SAN DIEGO -- A federal agency plans to move a 25,000-pound stockpile of emergency medical supplies from San Diego to Los Angeles, an action San Diego County supervisors are protesting.

Local emergency officials said they fear, among other things, that disaster response, such as after October's devastating wildfires, might be slowed if the cache was moved out of the county. The supplies, which include cots, tents, defibrillators, ventilators and other equipment, are used by the federal Disaster Medical Assistance Team in San Diego County.

The team is one of 40 to 50 across the country that are sent to disaster areas with enough medical equipment to last for three days without resupply, either to assist swamped hospitals or establish field hospitals of their own.

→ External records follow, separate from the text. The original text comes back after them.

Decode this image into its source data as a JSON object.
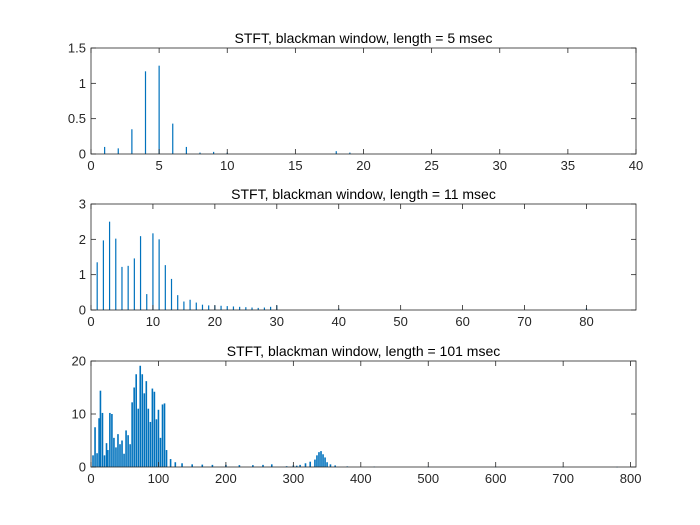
{
  "figure": {
    "background": "#ffffff",
    "axis_color": "#262626",
    "series_color": "#0072bd"
  },
  "chart_data": [
    {
      "type": "bar",
      "title": "STFT, blackman window, length = 5 msec",
      "xlim": [
        0,
        40
      ],
      "ylim": [
        0,
        1.5
      ],
      "xticks": [
        0,
        5,
        10,
        15,
        20,
        25,
        30,
        35,
        40
      ],
      "yticks": [
        0,
        0.5,
        1,
        1.5
      ],
      "xtick_labels": [
        "0",
        "5",
        "10",
        "15",
        "20",
        "25",
        "30",
        "35",
        "40"
      ],
      "ytick_labels": [
        "0",
        "0.5",
        "1",
        "1.5"
      ],
      "x": [
        1,
        2,
        3,
        4,
        5,
        6,
        7,
        8,
        9,
        10,
        18,
        19
      ],
      "values": [
        0.1,
        0.08,
        0.35,
        1.17,
        1.25,
        0.43,
        0.1,
        0.02,
        0.03,
        0.02,
        0.04,
        0.02
      ]
    },
    {
      "type": "bar",
      "title": "STFT, blackman window, length = 11 msec",
      "xlim": [
        0,
        88
      ],
      "ylim": [
        0,
        3
      ],
      "xticks": [
        0,
        10,
        20,
        30,
        40,
        50,
        60,
        70,
        80
      ],
      "yticks": [
        0,
        1,
        2,
        3
      ],
      "xtick_labels": [
        "0",
        "10",
        "20",
        "30",
        "40",
        "50",
        "60",
        "70",
        "80"
      ],
      "ytick_labels": [
        "0",
        "1",
        "2",
        "3"
      ],
      "x": [
        1,
        2,
        3,
        4,
        5,
        6,
        7,
        8,
        9,
        10,
        11,
        12,
        13,
        14,
        15,
        16,
        17,
        18,
        19,
        20,
        21,
        22,
        23,
        24,
        25,
        26,
        27,
        28,
        29,
        30,
        40,
        80
      ],
      "values": [
        1.35,
        1.97,
        2.5,
        2.02,
        1.22,
        1.25,
        1.46,
        2.09,
        0.45,
        2.17,
        2.0,
        1.27,
        0.88,
        0.42,
        0.24,
        0.29,
        0.21,
        0.15,
        0.13,
        0.13,
        0.12,
        0.11,
        0.1,
        0.09,
        0.08,
        0.07,
        0.06,
        0.07,
        0.09,
        0.13,
        0.04,
        0.05
      ]
    },
    {
      "type": "bar",
      "title": "STFT, blackman window, length = 101 msec",
      "xlim": [
        0,
        808
      ],
      "ylim": [
        0,
        20
      ],
      "xticks": [
        0,
        100,
        200,
        300,
        400,
        500,
        600,
        700,
        800
      ],
      "yticks": [
        0,
        10,
        20
      ],
      "xtick_labels": [
        "0",
        "100",
        "200",
        "300",
        "400",
        "500",
        "600",
        "700",
        "800"
      ],
      "ytick_labels": [
        "0",
        "10",
        "20"
      ],
      "x": [
        3,
        6,
        9,
        12,
        14,
        17,
        20,
        23,
        25,
        28,
        31,
        34,
        37,
        40,
        43,
        46,
        49,
        52,
        55,
        58,
        61,
        64,
        67,
        70,
        73,
        76,
        79,
        82,
        85,
        88,
        91,
        94,
        97,
        100,
        103,
        106,
        109,
        112,
        118,
        125,
        135,
        150,
        165,
        180,
        200,
        220,
        240,
        255,
        268,
        290,
        300,
        305,
        310,
        318,
        325,
        332,
        335,
        338,
        341,
        344,
        347,
        350,
        355,
        362,
        380,
        420,
        500,
        600,
        700,
        780
      ],
      "values": [
        2.2,
        7.5,
        2.6,
        9.2,
        14.4,
        10.2,
        2.2,
        4.5,
        3.2,
        10.2,
        10.0,
        5.5,
        3.7,
        6.2,
        4.3,
        5.0,
        2.5,
        6.9,
        6.0,
        4.3,
        12.2,
        15.0,
        17.5,
        11.0,
        19.1,
        17.5,
        13.9,
        16.2,
        11.0,
        8.5,
        14.8,
        14.2,
        9.0,
        10.8,
        5.5,
        11.8,
        12.0,
        3.2,
        1.5,
        0.9,
        0.7,
        0.5,
        0.45,
        0.4,
        0.4,
        0.35,
        0.35,
        0.4,
        0.5,
        0.15,
        0.3,
        0.25,
        0.4,
        0.7,
        1.0,
        1.4,
        2.2,
        2.8,
        3.0,
        2.4,
        1.8,
        0.9,
        0.5,
        0.3,
        0.12,
        0.08,
        0.06,
        0.05,
        0.05,
        0.04
      ]
    }
  ]
}
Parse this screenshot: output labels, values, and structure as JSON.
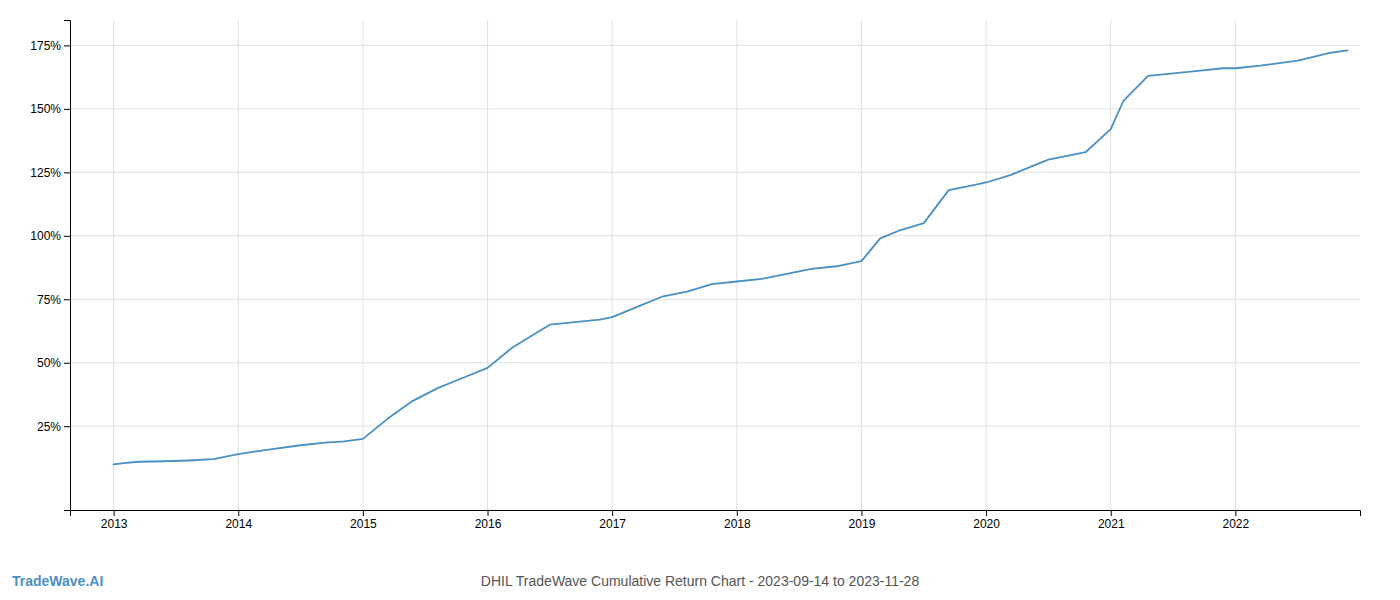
{
  "chart_data": {
    "type": "line",
    "title": "DHIL TradeWave Cumulative Return Chart - 2023-09-14 to 2023-11-28",
    "annotations": [
      "TradeWave.AI"
    ],
    "color": "#4a90c4",
    "x": [
      2013.0,
      2013.08,
      2013.2,
      2013.4,
      2013.6,
      2013.8,
      2014.0,
      2014.2,
      2014.5,
      2014.7,
      2014.85,
      2015.0,
      2015.2,
      2015.4,
      2015.6,
      2015.8,
      2016.0,
      2016.2,
      2016.4,
      2016.5,
      2016.7,
      2016.9,
      2017.0,
      2017.2,
      2017.4,
      2017.6,
      2017.8,
      2018.0,
      2018.2,
      2018.4,
      2018.6,
      2018.8,
      2019.0,
      2019.05,
      2019.15,
      2019.3,
      2019.5,
      2019.7,
      2019.9,
      2020.0,
      2020.2,
      2020.5,
      2020.8,
      2021.0,
      2021.1,
      2021.3,
      2021.5,
      2021.7,
      2021.9,
      2022.0,
      2022.2,
      2022.5,
      2022.75,
      2022.9
    ],
    "values": [
      10,
      10.5,
      11,
      11.2,
      11.5,
      12,
      14,
      15.5,
      17.5,
      18.5,
      19,
      20,
      28,
      35,
      40,
      44,
      48,
      56,
      62,
      65,
      66,
      67,
      68,
      72,
      76,
      78,
      81,
      82,
      83,
      85,
      87,
      88,
      90,
      93,
      99,
      102,
      105,
      118,
      120,
      121,
      124,
      130,
      133,
      142,
      153,
      163,
      164,
      165,
      166,
      166,
      167,
      169,
      172,
      173
    ],
    "xlim": [
      2012.65,
      2023.0
    ],
    "xticks": [
      2013,
      2014,
      2015,
      2016,
      2017,
      2018,
      2019,
      2020,
      2021,
      2022
    ],
    "ylim": [
      -8,
      185
    ],
    "yticks": [
      {
        "value": 25,
        "label": "25%"
      },
      {
        "value": 50,
        "label": "50%"
      },
      {
        "value": 75,
        "label": "75%"
      },
      {
        "value": 100,
        "label": "100%"
      },
      {
        "value": 125,
        "label": "125%"
      },
      {
        "value": 150,
        "label": "150%"
      },
      {
        "value": 175,
        "label": "175%"
      }
    ],
    "grid": true
  }
}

Dr. Jake Jacoby of UC San Diego Medical Center, the commander of the team, said moving the stockpile could make it more difficult for the team to respond quickly -- and that he feared it could be the first step toward doing away with the team itself.

"I'm afraid of that," Jacoby said. "I believe this is a health threat to the region."

U.S. Department of Health and Human Service officials, who could not be reached for comment Monday, want to move the stockpile to Los Angeles as part of a regionalization process, according to the supervisors' meeting agenda.

Jacoby said the move would save the federal health agency the roughly $40,000 a year it spends to rent the San Diego warehouse where the supplies are stored.

San Diego County emergency operations officials said moving the stockpile could hurt residents. Since it was created in 1991, the team has been sent to several disasters, including the 9-11 terrorist attacks in 2001, a 2002 supertyphoon that crippled Guam and Hurricane Katrina in 2005.

However, Jacoby said, the team also has been used locally during the devastating 2003 and 2007 firestorms.

Ron Lane, director of the county's emergency services, said a disaster such as an earthquake could destroy freeways and make it difficult, if not impossible, to use the stockpile to help local response. "We evacuated three hospitals and 13 nursing facilities in the October wildfires," Lane said. "Fortunately, we didn't have a lot of injuries, but if you had a disaster where there were thousands of casualties ... [the supplies] would have been very valuable to us." Jacoby said he hoped that county supervisors would send a letter of protest to federal health and human services officials, to get the agency to reconsider and leave the supplies in the San Diego area. Supervisor Greg Cox, chairman of the San Diego County Board of Supervisors, said he expected the group to do that today. Cox noted that there were just two north-south routes into the county, Interstates 5 and 15, and that disruptions to those could prevent the stockpile from being sent to help San Diego County residents if they were disrupted.

Interstates 5 and 15 were closed during parts of the 2007 wildfires. "That's all the more reason why ... this is something we ought to at least try to keep in San Diego County," Cox said.